For all the selfish athletes, those who take for granted their gifts and rewards, there are many more who are like Misty May-Treanor, but you don’t always hear those stories. Why?Some sports producers would actually call her story “boring”. All she does is win and love doing it. No trouble (although she did have to overcome a horrifying injury suffered during Dancing with the Stars). No drama (though she silently grieved when her mother passed away, never using it as an excuse). All she does is love to play.
When I formulated the idea to produce and host a TV sports talk show, taped on the beach and featuring athletes who, as we tagged it “were just like us, only cooler”, I was imagining Misty May as my first guest. She embodied the stories I loved to tell, the people I wanted sports fans to get to know, and when I told her about the show, she jumped at the chance to join us. Yes, she was a guest on the first edition of Action Figures and you can see that interview below.
Since the time she joined me for that interview, early in 2004, Misty has gone on to win three Olympic golds with her partner Kerri Walsh Jennings. She made Treanor a household name, marrying a baseball player who she met while they were both rehabbing an injury. He now plays for the Los Angeles Dodgers and I’m guessing doesn’t mind at all being the less famous of the couple.

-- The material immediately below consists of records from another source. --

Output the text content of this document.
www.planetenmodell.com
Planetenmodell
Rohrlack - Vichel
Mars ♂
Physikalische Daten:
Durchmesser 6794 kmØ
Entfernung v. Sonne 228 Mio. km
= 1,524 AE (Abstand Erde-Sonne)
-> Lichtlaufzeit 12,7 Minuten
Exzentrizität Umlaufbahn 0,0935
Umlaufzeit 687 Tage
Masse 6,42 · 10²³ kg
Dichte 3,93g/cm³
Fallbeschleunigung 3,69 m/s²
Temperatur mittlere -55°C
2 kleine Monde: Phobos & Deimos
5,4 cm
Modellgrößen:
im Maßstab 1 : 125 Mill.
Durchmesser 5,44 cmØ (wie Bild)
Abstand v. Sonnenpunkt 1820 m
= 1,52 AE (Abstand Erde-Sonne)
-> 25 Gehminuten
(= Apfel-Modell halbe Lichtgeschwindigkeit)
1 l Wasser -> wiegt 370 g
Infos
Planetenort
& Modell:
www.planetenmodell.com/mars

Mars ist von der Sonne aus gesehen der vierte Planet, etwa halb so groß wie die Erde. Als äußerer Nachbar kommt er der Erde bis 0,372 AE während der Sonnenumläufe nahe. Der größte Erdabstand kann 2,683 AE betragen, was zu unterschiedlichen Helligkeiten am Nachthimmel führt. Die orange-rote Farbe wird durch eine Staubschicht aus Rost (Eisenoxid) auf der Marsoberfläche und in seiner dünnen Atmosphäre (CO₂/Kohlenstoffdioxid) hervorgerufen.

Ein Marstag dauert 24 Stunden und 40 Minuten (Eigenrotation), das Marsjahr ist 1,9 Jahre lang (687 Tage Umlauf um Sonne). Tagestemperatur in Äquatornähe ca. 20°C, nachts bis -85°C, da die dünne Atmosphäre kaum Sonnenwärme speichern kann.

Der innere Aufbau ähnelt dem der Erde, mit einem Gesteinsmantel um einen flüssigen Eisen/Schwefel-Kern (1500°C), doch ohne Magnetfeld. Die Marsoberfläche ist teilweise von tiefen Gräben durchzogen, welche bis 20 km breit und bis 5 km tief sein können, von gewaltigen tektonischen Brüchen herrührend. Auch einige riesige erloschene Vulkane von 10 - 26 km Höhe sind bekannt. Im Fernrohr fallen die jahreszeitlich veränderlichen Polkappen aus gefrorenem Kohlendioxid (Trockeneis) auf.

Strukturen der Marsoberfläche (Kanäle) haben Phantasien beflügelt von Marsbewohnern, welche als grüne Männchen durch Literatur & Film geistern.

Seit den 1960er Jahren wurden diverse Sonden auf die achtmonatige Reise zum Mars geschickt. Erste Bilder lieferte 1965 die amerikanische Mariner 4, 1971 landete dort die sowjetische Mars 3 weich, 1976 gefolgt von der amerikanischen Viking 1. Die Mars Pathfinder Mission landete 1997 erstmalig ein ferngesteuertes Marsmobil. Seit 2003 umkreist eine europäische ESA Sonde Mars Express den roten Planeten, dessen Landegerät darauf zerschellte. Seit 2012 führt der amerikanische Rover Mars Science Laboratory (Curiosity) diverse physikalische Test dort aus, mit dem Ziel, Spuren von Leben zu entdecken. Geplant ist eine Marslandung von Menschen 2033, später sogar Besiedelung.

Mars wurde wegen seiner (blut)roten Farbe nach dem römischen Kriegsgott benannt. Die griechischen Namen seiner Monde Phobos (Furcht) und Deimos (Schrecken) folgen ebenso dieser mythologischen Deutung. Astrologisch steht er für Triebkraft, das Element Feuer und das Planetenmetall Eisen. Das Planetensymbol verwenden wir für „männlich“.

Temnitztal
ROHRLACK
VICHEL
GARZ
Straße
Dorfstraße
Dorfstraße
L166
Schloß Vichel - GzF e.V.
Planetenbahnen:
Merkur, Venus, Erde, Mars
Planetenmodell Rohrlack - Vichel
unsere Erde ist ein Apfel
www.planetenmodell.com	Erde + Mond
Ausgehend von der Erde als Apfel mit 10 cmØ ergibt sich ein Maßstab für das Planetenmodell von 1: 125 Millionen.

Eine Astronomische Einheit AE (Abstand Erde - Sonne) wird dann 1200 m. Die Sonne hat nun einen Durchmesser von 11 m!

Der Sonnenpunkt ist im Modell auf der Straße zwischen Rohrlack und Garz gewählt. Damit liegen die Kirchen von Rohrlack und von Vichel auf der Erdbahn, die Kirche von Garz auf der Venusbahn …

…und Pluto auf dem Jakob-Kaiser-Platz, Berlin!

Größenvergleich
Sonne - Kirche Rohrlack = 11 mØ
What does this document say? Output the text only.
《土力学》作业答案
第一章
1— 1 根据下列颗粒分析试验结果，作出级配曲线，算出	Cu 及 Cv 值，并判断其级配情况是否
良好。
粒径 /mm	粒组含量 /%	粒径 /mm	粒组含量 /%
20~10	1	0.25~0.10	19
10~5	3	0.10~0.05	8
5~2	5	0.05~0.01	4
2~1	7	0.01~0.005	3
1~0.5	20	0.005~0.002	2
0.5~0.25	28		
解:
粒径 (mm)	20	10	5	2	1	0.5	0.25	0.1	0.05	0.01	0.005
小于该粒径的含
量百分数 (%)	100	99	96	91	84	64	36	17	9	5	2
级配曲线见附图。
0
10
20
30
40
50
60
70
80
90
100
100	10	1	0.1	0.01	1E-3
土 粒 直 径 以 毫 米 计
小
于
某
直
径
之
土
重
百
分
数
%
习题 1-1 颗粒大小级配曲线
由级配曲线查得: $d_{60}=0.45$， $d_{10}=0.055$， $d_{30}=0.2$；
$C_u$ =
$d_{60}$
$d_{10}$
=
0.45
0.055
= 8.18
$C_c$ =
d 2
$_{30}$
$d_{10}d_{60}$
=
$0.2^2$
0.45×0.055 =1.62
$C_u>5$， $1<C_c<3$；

It is with great pride I look back on meeting Misty, all the times I interviewed her and for the graciousness she showed then when joining us on the set for Action Figures’ first episode back in 2004. I gave her a Surfing Monkey (all our guests received one signed by the guests on the show), and I wonder if she still has the little statue. Even if she doesn’t I can honestly say the memories i have of getting to know her – and share her exuberance and joy of sport with our audiences – is something I will always cherish more than any keepsake.
The only thing that could make me happier for Misty to see her success in the Olympics, was to hear – and watch – her statement after the ceremony in London.
“I want to be a mom,” she said. “Our families sacrifice more than people realize and this is about getting back to that. My mind says it’s time, my body says it’s time. It’s the right time.”
So Misty will go out on top, no regrets, no looking back. And for all of us who watched her play, we know she deserves it, and we wish her the same joy in achieving her next goal, to be a mom. And you know, I have a feeling, she’ll be just about the coolest mom ever.
Way to go Misty. See you (and your kids) at the beach one day soon.
By the way, across the net from Misty in the final of the London Beach Volleyball Gold Medal Match was April Ross, who at age 30 is five years younger than Misty. Ross was in middle school when May graduated from Newport Harbor High School after the 1994 season, but April followed in her footsteps, starring as a freshman two years later and going on to have her own stellar career playing for the Sailors.